Project updates | OE vs AT AM1-mulliken, never using optimization, with symmetry on and off Only taking BCC contributions from each toolkit CD: looks like BCC corrections are a problem. They vary a lot between OE and AT by molecule. JW – It’s weird that this is looking like a continuum on the y=x line. I’d expect it to look like a really clumpy distribution that wither looks like a grid or some vertical lines LW – There are 141 unique BCC values (charge values) for SMIRKS involving N in some way (either including or excluding), so it may look smoother than JW thinks. There are 251 unique BCC values in total.
We get perfect agreement between OE and AT with no-symmetry and no-optimization and no BCC (i.e. AM1). A small error (difference) comes in when we tell OE to perform symmetrization. A large error comes in when we introduce BCCs. JW hypothesis: AMBER is not loading the molecules properly. It’s not reading the symmetry properly and not applying BCCs correctly. Or OE is changing the molecular graph after we give it to QUACPAC. LW: I wonder if RDKit is assigning bond orders correctly. “While it is possible for RDKit to erroneously label these properties for some molecules (particularly for nuanced concepts such as aromaticity, as shown by the rightmost “aromatic” molecule as classified by RDKit, which is in fact not aromatic) […] As an example, aromaticity is a concept that RDKit acknowledges is difficult to capture algorithmically, and thus may be misclassified for some molecules (molecules which have their aromaticity broken by steric strain is an intuitive example).” (doi.org/10.1021/acs.jcim.1c00519)

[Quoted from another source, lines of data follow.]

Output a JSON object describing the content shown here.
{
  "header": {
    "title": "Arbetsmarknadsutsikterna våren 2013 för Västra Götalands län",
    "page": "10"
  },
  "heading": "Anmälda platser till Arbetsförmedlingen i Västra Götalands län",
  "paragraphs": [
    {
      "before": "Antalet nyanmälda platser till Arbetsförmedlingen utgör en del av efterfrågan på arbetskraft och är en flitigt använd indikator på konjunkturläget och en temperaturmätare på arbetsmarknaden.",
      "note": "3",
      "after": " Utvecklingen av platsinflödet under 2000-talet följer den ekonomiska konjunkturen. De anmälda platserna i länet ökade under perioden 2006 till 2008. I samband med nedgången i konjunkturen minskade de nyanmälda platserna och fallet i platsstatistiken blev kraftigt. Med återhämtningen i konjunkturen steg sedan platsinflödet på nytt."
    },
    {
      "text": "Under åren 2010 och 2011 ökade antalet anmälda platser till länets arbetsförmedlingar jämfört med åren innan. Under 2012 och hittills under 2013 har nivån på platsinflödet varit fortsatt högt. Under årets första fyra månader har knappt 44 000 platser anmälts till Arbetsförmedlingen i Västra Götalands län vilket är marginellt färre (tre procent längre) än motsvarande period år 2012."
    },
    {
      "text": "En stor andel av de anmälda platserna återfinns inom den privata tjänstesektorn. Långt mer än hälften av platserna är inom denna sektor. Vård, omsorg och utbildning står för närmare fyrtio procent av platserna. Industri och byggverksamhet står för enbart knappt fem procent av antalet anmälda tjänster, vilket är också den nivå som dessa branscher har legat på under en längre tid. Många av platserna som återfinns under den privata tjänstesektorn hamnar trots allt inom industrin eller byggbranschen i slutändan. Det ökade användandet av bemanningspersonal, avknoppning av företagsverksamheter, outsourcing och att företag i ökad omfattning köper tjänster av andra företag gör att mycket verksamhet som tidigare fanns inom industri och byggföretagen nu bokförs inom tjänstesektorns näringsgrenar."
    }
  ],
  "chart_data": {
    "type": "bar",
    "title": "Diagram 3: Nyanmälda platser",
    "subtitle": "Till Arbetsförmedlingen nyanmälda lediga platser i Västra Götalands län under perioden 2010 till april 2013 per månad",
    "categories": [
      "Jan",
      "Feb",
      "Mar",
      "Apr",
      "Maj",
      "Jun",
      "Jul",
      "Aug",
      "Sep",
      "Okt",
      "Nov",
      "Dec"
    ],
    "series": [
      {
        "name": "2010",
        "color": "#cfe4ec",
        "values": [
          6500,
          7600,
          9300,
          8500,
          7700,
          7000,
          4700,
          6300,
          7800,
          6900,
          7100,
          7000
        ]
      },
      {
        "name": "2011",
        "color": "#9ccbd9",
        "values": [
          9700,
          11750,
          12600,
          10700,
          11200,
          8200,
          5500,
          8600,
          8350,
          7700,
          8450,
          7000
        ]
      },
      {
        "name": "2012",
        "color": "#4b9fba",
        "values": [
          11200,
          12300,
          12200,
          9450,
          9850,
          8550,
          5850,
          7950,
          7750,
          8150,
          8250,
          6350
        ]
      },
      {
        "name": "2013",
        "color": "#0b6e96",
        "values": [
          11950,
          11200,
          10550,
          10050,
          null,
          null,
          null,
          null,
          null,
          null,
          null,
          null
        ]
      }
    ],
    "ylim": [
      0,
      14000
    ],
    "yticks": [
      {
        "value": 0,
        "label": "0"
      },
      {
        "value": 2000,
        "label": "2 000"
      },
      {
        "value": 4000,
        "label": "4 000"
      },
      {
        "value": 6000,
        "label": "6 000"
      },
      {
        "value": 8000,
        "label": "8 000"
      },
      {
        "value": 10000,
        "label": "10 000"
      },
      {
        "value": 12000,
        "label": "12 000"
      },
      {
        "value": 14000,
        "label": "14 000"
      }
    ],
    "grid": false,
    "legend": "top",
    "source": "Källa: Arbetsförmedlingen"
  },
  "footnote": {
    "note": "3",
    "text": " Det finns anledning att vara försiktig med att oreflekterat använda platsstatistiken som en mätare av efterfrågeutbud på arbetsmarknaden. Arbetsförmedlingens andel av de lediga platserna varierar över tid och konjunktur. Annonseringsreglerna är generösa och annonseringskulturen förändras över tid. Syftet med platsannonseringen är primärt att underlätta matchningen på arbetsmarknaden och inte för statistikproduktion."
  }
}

JW – How does this tie into the overall goals of this project? Give Connor research experience If this is a technical bug, then it’s not a great research project. JW and/or LW should probably write the bug down somewhere searchable.
Get the toolkit to get more consistent charges between backends Determine whether ELF1 is better than random conformer selection.
Using no optimization, no symm, random confs JW – This looks great. The RMSE has dropped a ton. CD – The second plot only has part of the dataset complete. I’ll ping you when it’s complete. |